For their part, the company insists they have, in fact, taken measures to remove harmful content from their platform. A rep recently told the The Wall Street Journal that 20,000 podcast episodes have been pulled due to violations of "detailed content policies" regarding COVID and vaccines. However, despite pressure from a number of advocacy groups, Spotify has refused to disclose how content gets screened, whether it's algorithmic or done by flesh-and-blood humans, and what the policy actually is. For Neil Young, and for thousands of creators and subscribers, vagueness won't cut it. And collecting millions off "mass misinformation events" with their own measurable death toll is morally deplorable.

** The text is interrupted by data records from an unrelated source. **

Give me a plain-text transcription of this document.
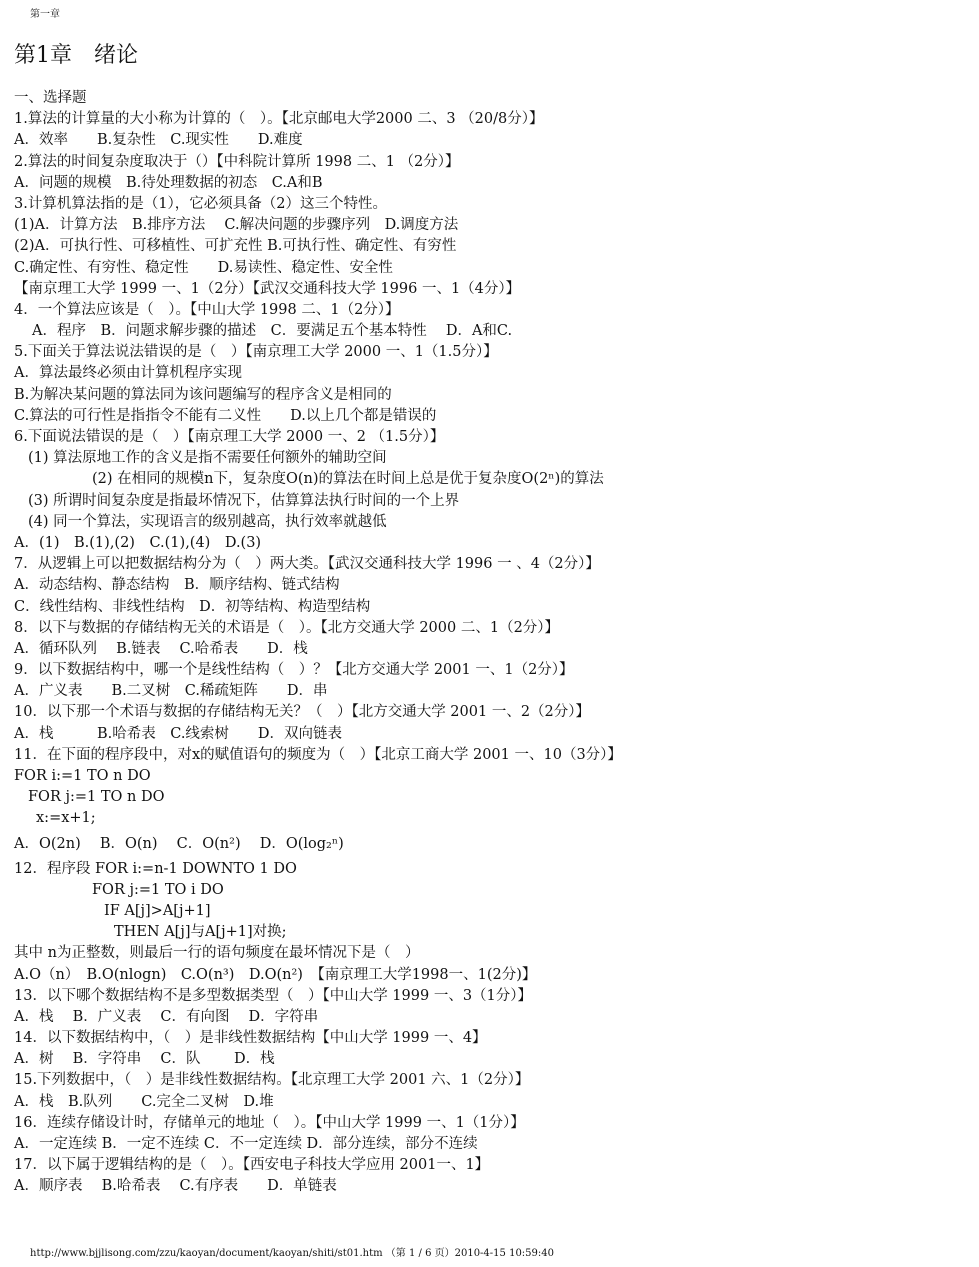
第一章
第1章　绪论
一、选择题
1.算法的计算量的大小称为计算的（　）。【北京邮电大学2000 二、3 （20/8分）】
A．效率　　B.复杂性　C.现实性　　D.难度
2.算法的时间复杂度取决于（）【中科院计算所 1998 二、1 （2分）】
A．问题的规模　B.待处理数据的初态　C.A和B
3.计算机算法指的是（1），它必须具备（2）这三个特性。
(1)A．计算方法　B.排序方法　 C.解决问题的步骤序列　D.调度方法
(2)A．可执行性、可移植性、可扩充性 B.可执行性、确定性、有穷性
C.确定性、有穷性、稳定性　　D.易读性、稳定性、安全性
【南京理工大学 1999 一、1（2分）【武汉交通科技大学 1996 一、1（4分）】
4．一个算法应该是（　）。【中山大学 1998 二、1（2分）】
A．程序　B．问题求解步骤的描述　C．要满足五个基本特性　 D．A和C.
5.下面关于算法说法错误的是（　）【南京理工大学 2000 一、1（1.5分）】
A．算法最终必须由计算机程序实现
B.为解决某问题的算法同为该问题编写的程序含义是相同的
C.算法的可行性是指指令不能有二义性　　D.以上几个都是错误的
6.下面说法错误的是（　）【南京理工大学 2000 一、2 （1.5分）】
(1) 算法原地工作的含义是指不需要任何额外的辅助空间
(2) 在相同的规模n下，复杂度O(n)的算法在时间上总是优于复杂度O(2ⁿ)的算法
(3) 所谓时间复杂度是指最坏情况下，估算算法执行时间的一个上界
(4) 同一个算法，实现语言的级别越高，执行效率就越低
A．(1)　B.(1),(2)　C.(1),(4)　D.(3)
7．从逻辑上可以把数据结构分为（　）两大类。【武汉交通科技大学 1996 一 、4（2分）】
A．动态结构、静态结构　B．顺序结构、链式结构
C．线性结构、非线性结构　D．初等结构、构造型结构
8．以下与数据的存储结构无关的术语是（　）。【北方交通大学 2000 二、1（2分）】
A．循环队列　 B.链表　 C.哈希表　　D．栈
9．以下数据结构中，哪一个是线性结构（　）？【北方交通大学 2001 一、1（2分）】
A．广义表　　B.二叉树　C.稀疏矩阵　　D．串
10．以下那一个术语与数据的存储结构无关？（　）【北方交通大学 2001 一、2（2分）】
A．栈　　　B.哈希表　C.线索树　　D．双向链表
11．在下面的程序段中，对x的赋值语句的频度为（　）【北京工商大学 2001 一、10（3分）】
FOR i:=1 TO n DO
FOR j:=1 TO n DO
x:=x+1;
A．O(2n)　 B．O(n)　 C．O(n²)　 D．O(log₂ⁿ)
12．程序段 FOR i:=n-1 DOWNTO 1 DO
FOR j:=1 TO i DO
IF A[j]>A[j+1]
THEN A[j]与A[j+1]对换;
其中 n为正整数，则最后一行的语句频度在最坏情况下是（　）
A.O（n）　B.O(nlogn)　C.O(n³)　D.O(n²)　【南京理工大学1998一、1(2分)】
13．以下哪个数据结构不是多型数据类型（　）【中山大学 1999 一、3（1分）】
A．栈　 B．广义表　 C．有向图　 D．字符串
14．以下数据结构中，（　）是非线性数据结构【中山大学 1999 一、4】
A．树　 B．字符串　 C．队　　 D．栈
15.下列数据中，（　）是非线性数据结构。【北京理工大学 2001 六、1（2分）】
A．栈　B.队列　　C.完全二叉树　D.堆
16．连续存储设计时，存储单元的地址（　）。【中山大学 1999 一、1（1分）】
A．一定连续 B．一定不连续 C．不一定连续 D．部分连续，部分不连续
17．以下属于逻辑结构的是（　）。【西安电子科技大学应用 2001一、1】
A．顺序表　 B.哈希表　 C.有序表　　D．单链表
http://www.bjjlisong.com/zzu/kaoyan/document/kaoyan/shiti/st01.htm （第 1 / 6 页）2010-4-15 10:59:40
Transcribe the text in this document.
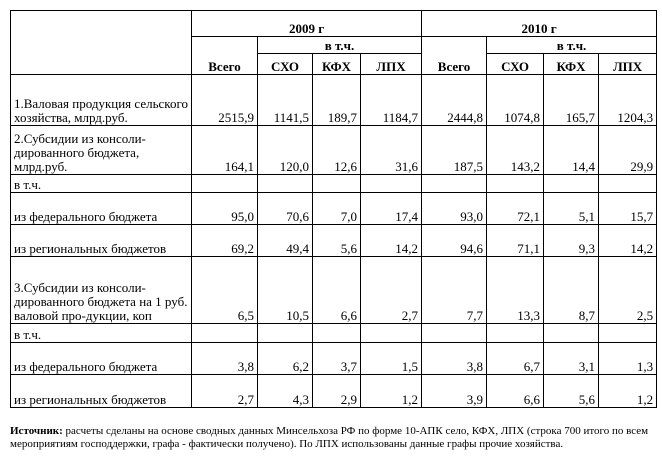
	2009 г				2010 г			
	Всего	в т.ч.			Всего	в т.ч.		
		СХО	КФХ	ЛПХ		СХО	КФХ	ЛПХ
1.Валовая продукция сельского хозяйства, млрд.руб.	2515,9	1141,5	189,7	1184,7	2444,8	1074,8	165,7	1204,3
2.Субсидии из консоли-дированного бюджета, млрд.руб.	164,1	120,0	12,6	31,6	187,5	143,2	14,4	29,9
в т.ч.								
из федерального бюджета	95,0	70,6	7,0	17,4	93,0	72,1	5,1	15,7
из региональных бюджетов	69,2	49,4	5,6	14,2	94,6	71,1	9,3	14,2
3.Субсидии из консоли-дированного бюджета на 1 руб. валовой про-дукции, коп	6,5	10,5	6,6	2,7	7,7	13,3	8,7	2,5
в т.ч.								
из федерального бюджета	3,8	6,2	3,7	1,5	3,8	6,7	3,1	1,3
из региональных бюджетов	2,7	4,3	2,9	1,2	3,9	6,6	5,6	1,2
Источник: расчеты сделаны на основе сводных данных Минсельхоза РФ по форме 10-АПК село, КФХ, ЛПХ (строка 700 итого по всем мероприятиям господдержки, графа - фактически получено). По ЛПХ использованы данные графы прочие хозяйства.
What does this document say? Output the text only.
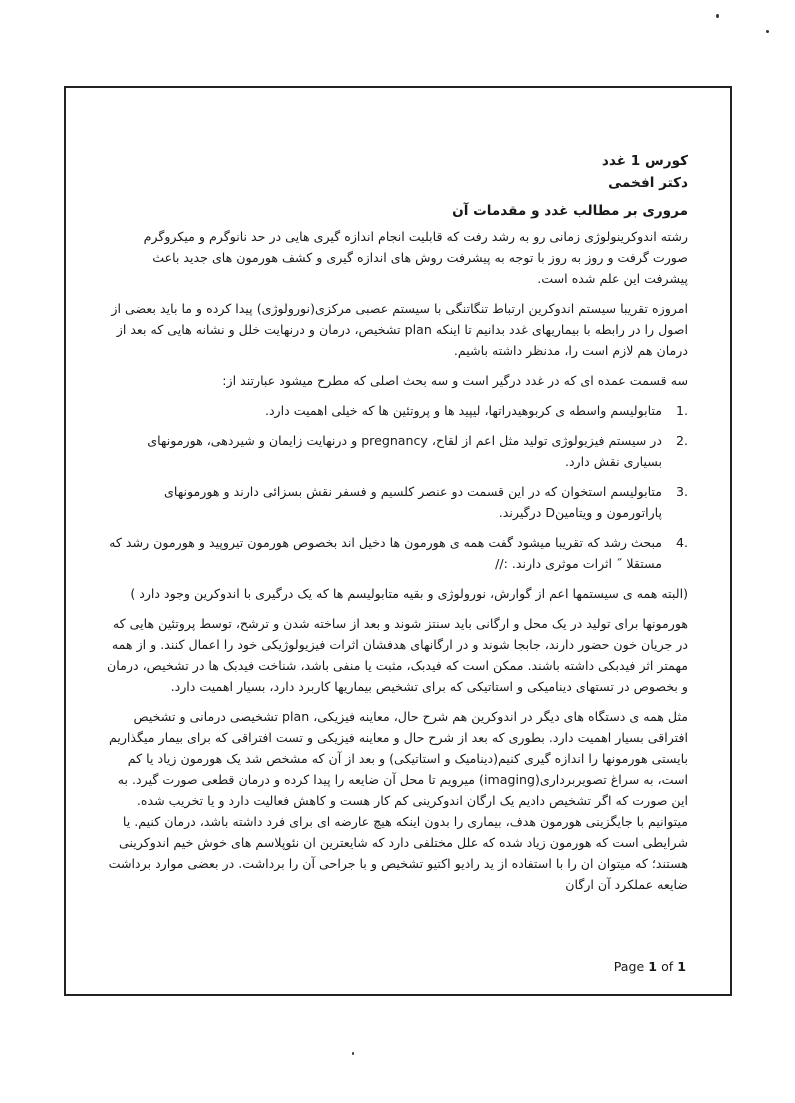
کورس 1 غدد

دکتر افخمی

مروری بر مطالب غدد و مقدمات آن

رشته اندوکرینولوژی زمانی رو به رشد رفت که قابلیت انجام اندازه گیری هایی در حد نانوگرم و میکروگرم صورت گرفت و روز به روز با توجه به پیشرفت روش های اندازه گیری و کشف هورمون های جدید باعث پیشرفت این علم شده است.

امروزه تقریبا سیستم اندوکرین ارتباط تنگاتنگی با سیستم عصبی مرکزی(نورولوژی) پیدا کرده و ما باید بعضی از اصول را در رابطه با بیماریهای غدد بدانیم تا اینکه plan تشخیص، درمان و درنهایت خلل و نشانه هایی که بعد از درمان هم لازم است را، مدنظر داشته باشیم.

سه قسمت عمده ای که در غدد درگیر است و سه بحث اصلی که مطرح میشود عبارتند از:

1 .
متابولیسم واسطه ی کربوهیدراتها، لیپید ها و پروتئین ها که خیلی اهمیت دارد.
2 .
در سیستم فیزیولوژی تولید مثل اعم از لقاح، pregnancy و درنهایت زایمان و شیردهی، هورمونهای بسیاری نقش دارد.
3 .
متابولیسم استخوان که در این قسمت دو عنصر کلسیم و فسفر نقش بسزائی دارند و هورمونهای پاراتورمون و ویتامینD درگیرند.
4 .
مبحث رشد که تقریبا میشود گفت همه ی هورمون ها دخیل اند بخصوص هورمون تیروپید و هورمون رشد که مستقلا ˝ اثرات موثری دارند. ://

(البته همه ی سیستمها اعم از گوارش، نورولوژی و بقیه متابولیسم ها که یک درگیری با اندوکرین وجود دارد )

هورمونها برای تولید در یک محل و ارگانی باید سنتز شوند و بعد از ساخته شدن و ترشح، توسط پروتئین هایی که در جریان خون حضور دارند، جابجا شوند و در ارگانهای هدفشان اثرات فیزیولوژیکی خود را اعمال کنند. و از همه مهمتر اثر فیدبکی داشته باشند. ممکن است که فیدبک، مثبت یا منفی باشد، شناخت فیدبک ها در تشخیص، درمان و بخصوص در تستهای دینامیکی و استاتیکی که برای تشخیص بیماریها کاربرد دارد، بسیار اهمیت دارد.

مثل همه ی دستگاه های دیگر در اندوکرین هم شرح حال، معاینه فیزیکی، plan تشخیصی درمانی و تشخیص افتراقی بسیار اهمیت دارد. بطوری که بعد از شرح حال و معاینه فیزیکی و تست افتراقی که برای بیمار میگذاریم بایستی هورمونها را اندازه گیری کنیم(دینامیک و استاتیکی) و بعد از آن که مشخص شد یک هورمون زیاد یا کم است، به سراغ تصویربرداری(imaging) میرویم تا محل آن ضایعه را پیدا کرده و درمان قطعی صورت گیرد. به این صورت که اگر تشخیص دادیم یک ارگان اندوکرینی کم کار هست و کاهش فعالیت دارد و یا تخریب شده. میتوانیم با جایگزینی هورمون هدف، بیماری را بدون اینکه هیچ عارضه ای برای فرد داشته باشد، درمان کنیم. یا شرایطی است که هورمون زیاد شده که علل مختلفی دارد که شایعترین ان نئوپلاسم های خوش خیم اندوکرینی هستند؛ که میتوان ان را با استفاده از ید رادیو اکتیو تشخیص و با جراحی آن را برداشت. در بعضی موارد برداشت ضایعه عملکرد آن ارگان

Page 1 of 1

Again, the math for a company like Spotify, who has invested premium capital into Rogan, is clear. At least internally. Like most of the steamer's numbers, the precise payout of Rogan's exclusivity deal with Spotify hasn't been revealed. However, it's said to be in the range of $100 million, which instantly puts the former comedian amongst the highest-grossing podcasters on the planet. And not without reason either. According to Edison Research, The Joe Rogan Experience has been the most popular podcast across all platforms for two years and running. And though there's growing evidence of Rogan's move to the streaming platform having actually stifled his expansion and influence, his true value to the company, like any other participant on the platform, is directly correlated to the amount ad revenue he can generate. Which, by the way, is a lot. According to The Verge, companies pay no less than $1 million to run ads during Rogan's show. This all to say, Spotify has found an asset worth guarding in Rogan and the podcasting landscape at large, no matter the cost to its balance sheet or the safety of its subscribers.

But Neil Young and the Spotify customers currently deleting their accounts en masse have run their own numbers. In conjunction with a historical disregard for the demands of artists petitioning the streamer for fair royalties, the company siding with Rogan's dangerously irresponsible use of a platform that reaches north of 10 million listeners per episode, is a step too far. And though alternatives to Spotify are few, they exist. Which is potentially more than they can say for those taking medical advice from a comedian who has been repeatedly proven wrong, on-air, by his own guests.